Roy Thomas deserves the credit for bringing this series to life. It was Thomas who convinced Stan Lee that the loosening standards of the Comics Code Authority and renewed interest in the occult could make an ongoing horror comic featuring Bram Stoker’s infamous vampire count the runaway success of 1972. The Comics Code Authority came into being in the 1950s as a reaction against crime and horror comics as a result of the rather disturbed fantasies of Dr. Frederic Wertham. His 1954 study, Seduction of the Innocent imagined underage sex between Batman and Robin and convinced countless parents that juvenile delinquency was as much to blame on comic books as it was Rock ‘n’ Roll. The fact that Wertham’s book revealed more about himself than the actual content of comic books was lost on parents, whether over-protective or neglectful, who were quick to latch onto an excuse for why the post-war nuclear family was struggling. The result was the neutering of comic books for nearly twenty years and a ban on crime and horror as entertainment suitable for children.
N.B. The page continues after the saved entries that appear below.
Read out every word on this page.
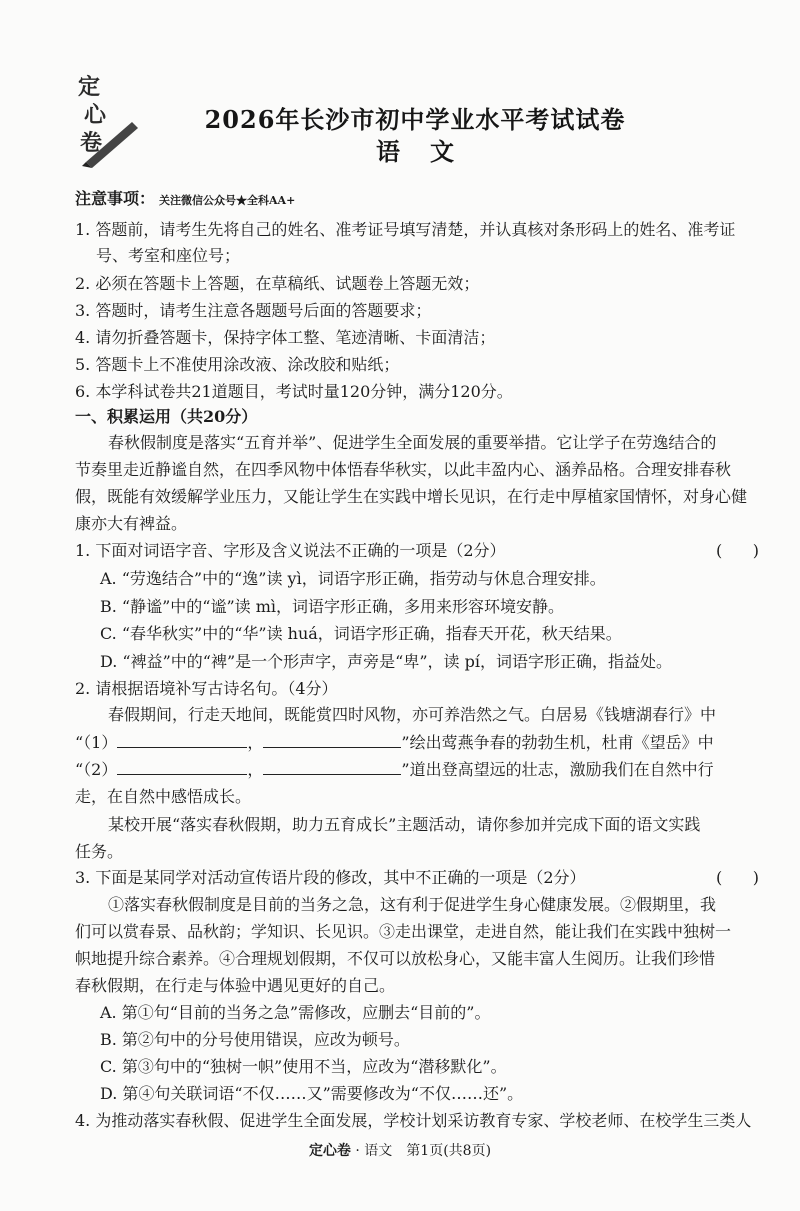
定
心
卷
2026年长沙市初中学业水平考试试卷
语文
注意事项： 关注微信公众号★全科AA+
1. 答题前，请考生先将自己的姓名、准考证号填写清楚，并认真核对条形码上的姓名、准考证
号、考室和座位号；
2. 必须在答题卡上答题，在草稿纸、试题卷上答题无效；
3. 答题时，请考生注意各题题号后面的答题要求；
4. 请勿折叠答题卡，保持字体工整、笔迹清晰、卡面清洁；
5. 答题卡上不准使用涂改液、涂改胶和贴纸；
6. 本学科试卷共21道题目，考试时量120分钟，满分120分。
一、积累运用（共20分）
春秋假制度是落实“五育并举”、促进学生全面发展的重要举措。它让学子在劳逸结合的
节奏里走近静谧自然，在四季风物中体悟春华秋实，以此丰盈内心、涵养品格。合理安排春秋
假，既能有效缓解学业压力，又能让学生在实践中增长见识，在行走中厚植家国情怀，对身心健
康亦大有裨益。
1. 下面对词语字音、字形及含义说法不正确的一项是（2分）	(      )
A. “劳逸结合”中的“逸”读 yì，词语字形正确，指劳动与休息合理安排。
B. “静谧”中的“谧”读 mì，词语字形正确，多用来形容环境安静。
C. “春华秋实”中的“华”读 huá，词语字形正确，指春天开花，秋天结果。
D. “裨益”中的“裨”是一个形声字，声旁是“卑”，读 pí，词语字形正确，指益处。
2. 请根据语境补写古诗名句。（4分）
春假期间，行走天地间，既能赏四时风物，亦可养浩然之气。白居易《钱塘湖春行》中
“（1）	，	”绘出莺燕争春的勃勃生机，杜甫《望岳》中
“（2）	，	”道出登高望远的壮志，激励我们在自然中行
走，在自然中感悟成长。
某校开展“落实春秋假期，助力五育成长”主题活动，请你参加并完成下面的语文实践
任务。
3. 下面是某同学对活动宣传语片段的修改，其中不正确的一项是（2分）	(      )
①落实春秋假制度是目前的当务之急，这有利于促进学生身心健康发展。②假期里，我
们可以赏春景、品秋韵；学知识、长见识。③走出课堂，走进自然，能让我们在实践中独树一
帜地提升综合素养。④合理规划假期，不仅可以放松身心，又能丰富人生阅历。让我们珍惜
春秋假期，在行走与体验中遇见更好的自己。
A. 第①句“目前的当务之急”需修改，应删去“目前的”。
B. 第②句中的分号使用错误，应改为顿号。
C. 第③句中的“独树一帜”使用不当，应改为“潜移默化”。
D. 第④句关联词语“不仅……又”需要修改为“不仅……还”。
4. 为推动落实春秋假、促进学生全面发展，学校计划采访教育专家、学校老师、在校学生三类人
定心卷 · 语文　第1页(共8页)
Prior to The Tomb of Dracula, most comics companies would have turned the character into a misunderstood superhero. Marvel already had one of those with Morbius, the Living Vampire, but The Tomb of Dracula was determined to prove as revolutionary to Marvel as Roy Thomas and Barry Windsor-Smith’s adaptation of Robert E. Howard’s Conan the Barbarian. Both titles were far more adult and, at the outset anyway, far removed from Marvel’s established continuity. They were gambles that paid off in an era when Marvel deserved to call itself The House of Ideas.